No Stone Left Unturned in Planting Project at Rifle Site

Revegetation effort will help set course for future management of mill-tailing disposal cells

Office of Legacy Management

November 20, 2025
minute read time
Marking rocks with orange paint
Rocks are marked with orange paint and inscribed with the name of the species planted in each hole.

When the data analysis ends, the sweat begins.

Office of Legacy Management Support Partners (LMSP) have been hard at work, planting native vegetation on LM’s mill tailings disposal site in Rifle, Colorado, as part of a pilot test to help manage pore water in the disposal cell. 

Scientists with LM’s Applied Studies and Technology (AS&T) team are tracking three separate plots as they test different ways to control rain and snowmelt infiltration at the site.

LMSP staff are planting a specialized mix of shrubs, forbs, and grasses to accelerate natural revegetation. By doing so, AS&T scientists intend to drastically reduce the amount of water infiltrating the cell and contributing to pore water accumulation.

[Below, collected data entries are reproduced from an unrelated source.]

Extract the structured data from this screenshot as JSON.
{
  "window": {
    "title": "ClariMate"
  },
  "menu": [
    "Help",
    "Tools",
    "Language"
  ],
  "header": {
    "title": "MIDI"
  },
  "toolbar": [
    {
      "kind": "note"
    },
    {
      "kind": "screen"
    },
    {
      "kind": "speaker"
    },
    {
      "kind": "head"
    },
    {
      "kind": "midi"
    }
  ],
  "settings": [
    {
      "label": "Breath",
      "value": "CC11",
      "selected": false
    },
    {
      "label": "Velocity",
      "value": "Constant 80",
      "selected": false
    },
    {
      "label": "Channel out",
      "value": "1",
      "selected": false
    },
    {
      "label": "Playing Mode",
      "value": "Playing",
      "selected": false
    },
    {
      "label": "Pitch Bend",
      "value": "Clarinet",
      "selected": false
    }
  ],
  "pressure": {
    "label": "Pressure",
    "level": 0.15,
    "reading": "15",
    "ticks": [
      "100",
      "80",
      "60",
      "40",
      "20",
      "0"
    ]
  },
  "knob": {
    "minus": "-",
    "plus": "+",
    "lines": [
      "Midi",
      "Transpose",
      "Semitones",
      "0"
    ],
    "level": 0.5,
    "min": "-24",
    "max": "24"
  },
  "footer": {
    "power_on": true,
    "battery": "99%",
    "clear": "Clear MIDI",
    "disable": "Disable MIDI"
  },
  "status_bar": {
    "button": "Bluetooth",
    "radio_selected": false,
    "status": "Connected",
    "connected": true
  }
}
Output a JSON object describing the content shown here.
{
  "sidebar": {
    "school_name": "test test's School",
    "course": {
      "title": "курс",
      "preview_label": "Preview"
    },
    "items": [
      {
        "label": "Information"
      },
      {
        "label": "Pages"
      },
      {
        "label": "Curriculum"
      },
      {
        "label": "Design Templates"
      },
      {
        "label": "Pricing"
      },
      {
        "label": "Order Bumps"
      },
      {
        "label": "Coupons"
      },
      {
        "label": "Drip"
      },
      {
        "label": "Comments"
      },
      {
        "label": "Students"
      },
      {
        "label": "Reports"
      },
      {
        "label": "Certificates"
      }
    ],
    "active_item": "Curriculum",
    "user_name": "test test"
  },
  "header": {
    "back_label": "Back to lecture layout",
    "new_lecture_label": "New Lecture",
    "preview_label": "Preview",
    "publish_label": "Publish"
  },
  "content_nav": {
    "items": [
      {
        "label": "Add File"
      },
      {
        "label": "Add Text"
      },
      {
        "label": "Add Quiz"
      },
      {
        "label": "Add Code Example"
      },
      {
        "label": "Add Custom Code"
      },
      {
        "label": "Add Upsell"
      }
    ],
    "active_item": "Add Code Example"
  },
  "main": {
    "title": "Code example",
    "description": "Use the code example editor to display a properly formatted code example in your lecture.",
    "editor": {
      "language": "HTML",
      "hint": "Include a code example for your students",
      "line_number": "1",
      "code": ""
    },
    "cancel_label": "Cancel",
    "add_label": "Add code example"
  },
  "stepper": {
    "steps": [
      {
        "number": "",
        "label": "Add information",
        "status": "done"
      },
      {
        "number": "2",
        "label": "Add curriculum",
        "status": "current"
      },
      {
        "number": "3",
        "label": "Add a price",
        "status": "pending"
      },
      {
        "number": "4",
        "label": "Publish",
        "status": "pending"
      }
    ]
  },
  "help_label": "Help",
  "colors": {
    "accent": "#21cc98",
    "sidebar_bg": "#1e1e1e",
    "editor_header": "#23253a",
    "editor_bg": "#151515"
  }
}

LM has an extraction system that manages pore water, but that solution isn’t sustainable for long-term management, said Site Manager Mary Young.

system showing key points

“We manage these sites in perpetuity and it’s our mission to think about long-term solutions. Plants give us that solution by providing a passive, low cost, sustainable, and effective method for managing water infiltration into the future,” she said. “It’s also a bonus that it’ll make the disposal cell blend into its surroundings a little more and provide beneficial habitat.” 

On the eastern third of the cell, which is being used as the control site, nature is being allowed to run its course. On the middle third of the cell, staff are seeding and planting into the existing disposal cell cover. On the western third of the cell, AS&T scientists are amending the cover with a soil and gravel admixture before planting.

Up until this point, computers and installed sensor data had been the most useful tools. Now it was time to pull on gloves and pick up shovels.

Every gardener knows that in order to plant something, you first must dig a hole. In the case of the Rifle site, the “gardeners” are sowing a much different environment: a rock covered disposal cell.

“You may think revegetating a 71-acre rock cover disposal cell is crazy. Well, so does AS&T,” said senior scientist David Holbrook. “We are generating data that will refine our future planting strategy. In reality, we may only need to ‘enhance’ five or 10 acres. That is why we are starting with a pilot test.”

Plants are removed from their protective tubing before going in the ground.
Plants are removed from their protective tubing before going in the ground.

Given the scale and complexity of the disposal cell, a multi-layered, 71-acre engineered structure encapsulating contaminated material with up to a 1,000-year shelf life, AS&T recognizes the importance of designing the project to maximize effectiveness and efficiency. For example, the team is utilizing onsite soil stockpiles generated from the pore-water extraction project completed the previous year. Specialized seed mixes and planting methods are used to maximize revegetation success while also reducing costs. Advanced technology will be used to locate overly saturated areas in the cell and track plant growth. That’s not to say the team members won’t be getting their hands dirty – but not without a little help.

LM Support Partners prepare the holes for planting
LM Support Partners prepare the holes for planting

Enter the Upper Colorado Environmental Plant Center (UCEPC) and the Western Colorado Conservation Corps (WCCC). The UCEPC, an extension of the Natural Resource Conservation Service, specializes in disturbed-land reclamation and was contracted to grow plants for the project – some of which were grown from seed collected at the Rifle site. WCCC, a nonprofit with crews of young people to assist in land management projects, will help install these live plants by hand. 

LM and LMSP staff assisting in the project
AS&T senior scientist David Holbrook, left, describes the planting process for the LM Support Partner staff assisting in the project.

Collectively, these efforts are designed to produce a low-maintenance, long-term pore-water management strategy that improves over time – in other words, strategic revegetation leads to plant establishment, then to seed production, clusters of plants grow closer together covering more area, more water is intercepted, and the cycle repeats. AS&T scientists anticipate the strategy will produce measurable results within two or three growing seasons.